Ainsi tout mon ouvrage avoit été dénaturé. Heureusement La Ruette reconnut lui-même que le rôle de Cléon ne lui convenoit ni pour le jeu ni pour le chant, et je trouvai, au même théâtre, un nommé Julien, moins difficile que Caillot, et plus jeune que La Ruette, avec une voix brillante, une action vive, une tournure leste. Nous nous mîmes, Grétry et moi, à lui montrer son rôle, et il parvint à le chanter et à le jouer assez bien.

Mme La Ruette étoit peu disposée à entendre ce que j’avois à lui dire ; je lui dis cependant : « Madame, nous serons froids si nous voulons être trop sages ; faites-moi la grâce de jouer le rôle d’Agathe au naturel.

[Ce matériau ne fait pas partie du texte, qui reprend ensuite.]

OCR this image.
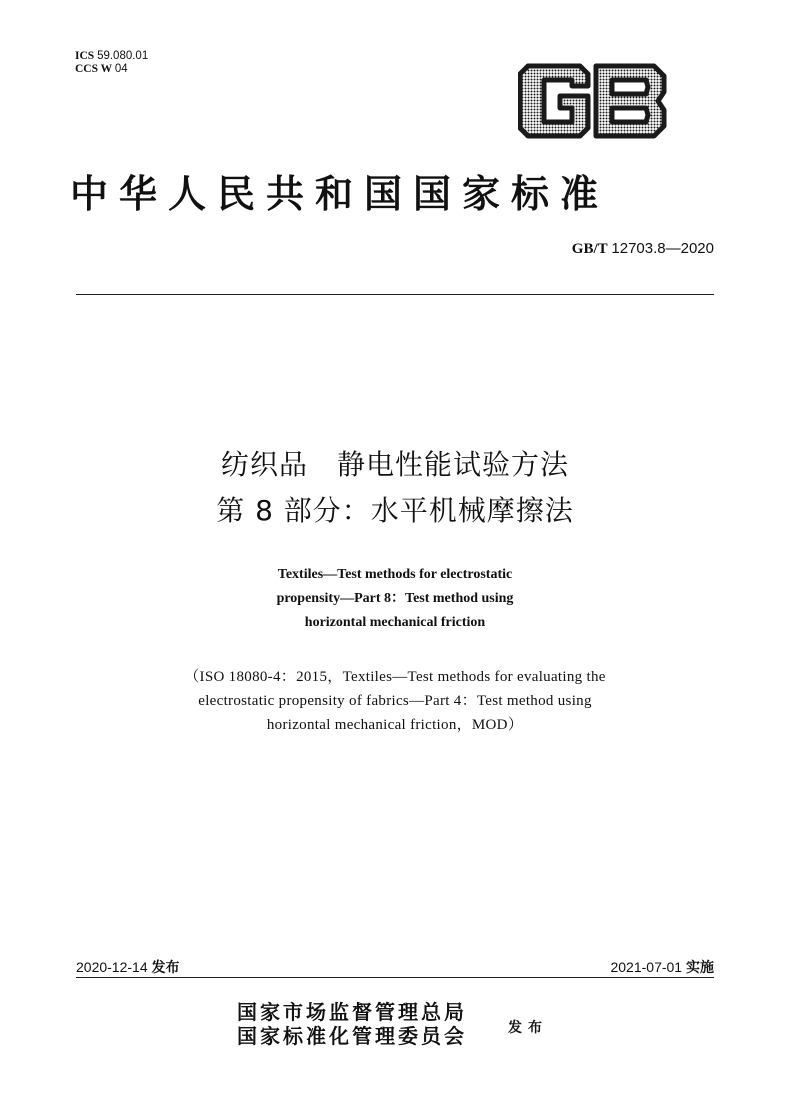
ICS 59.080.01
CCS W 04
中华人民共和国国家标准
GB/T 12703.8—2020
纺织品　静电性能试验方法
第 8 部分：水平机械摩擦法
Textiles—Test methods for electrostatic
propensity—Part 8：Test method using
horizontal mechanical friction
（ISO 18080-4：2015，Textiles—Test methods for evaluating the
electrostatic propensity of fabrics—Part 4：Test method using
horizontal mechanical friction，MOD）
2020-12-14 发布	2021-07-01 实施
国家市场监督管理总局
国家标准化管理委员会	发布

Son innocence n’est pas celle d’Agnès, mais c’est encore de l’innocence ; et, comme elle n’emploie sa finesse et sa malice qu’à se jouer du fourbe qui cherche à la séduire, croyez qu’on lui en saura gré. » Son rôle eut le plus grand succès, et la pièce, qu’on redemanda à Versailles (en 1772), y parut si changée qu’on ne la reconnoissoit pas je n’y avois pourtant rien changé.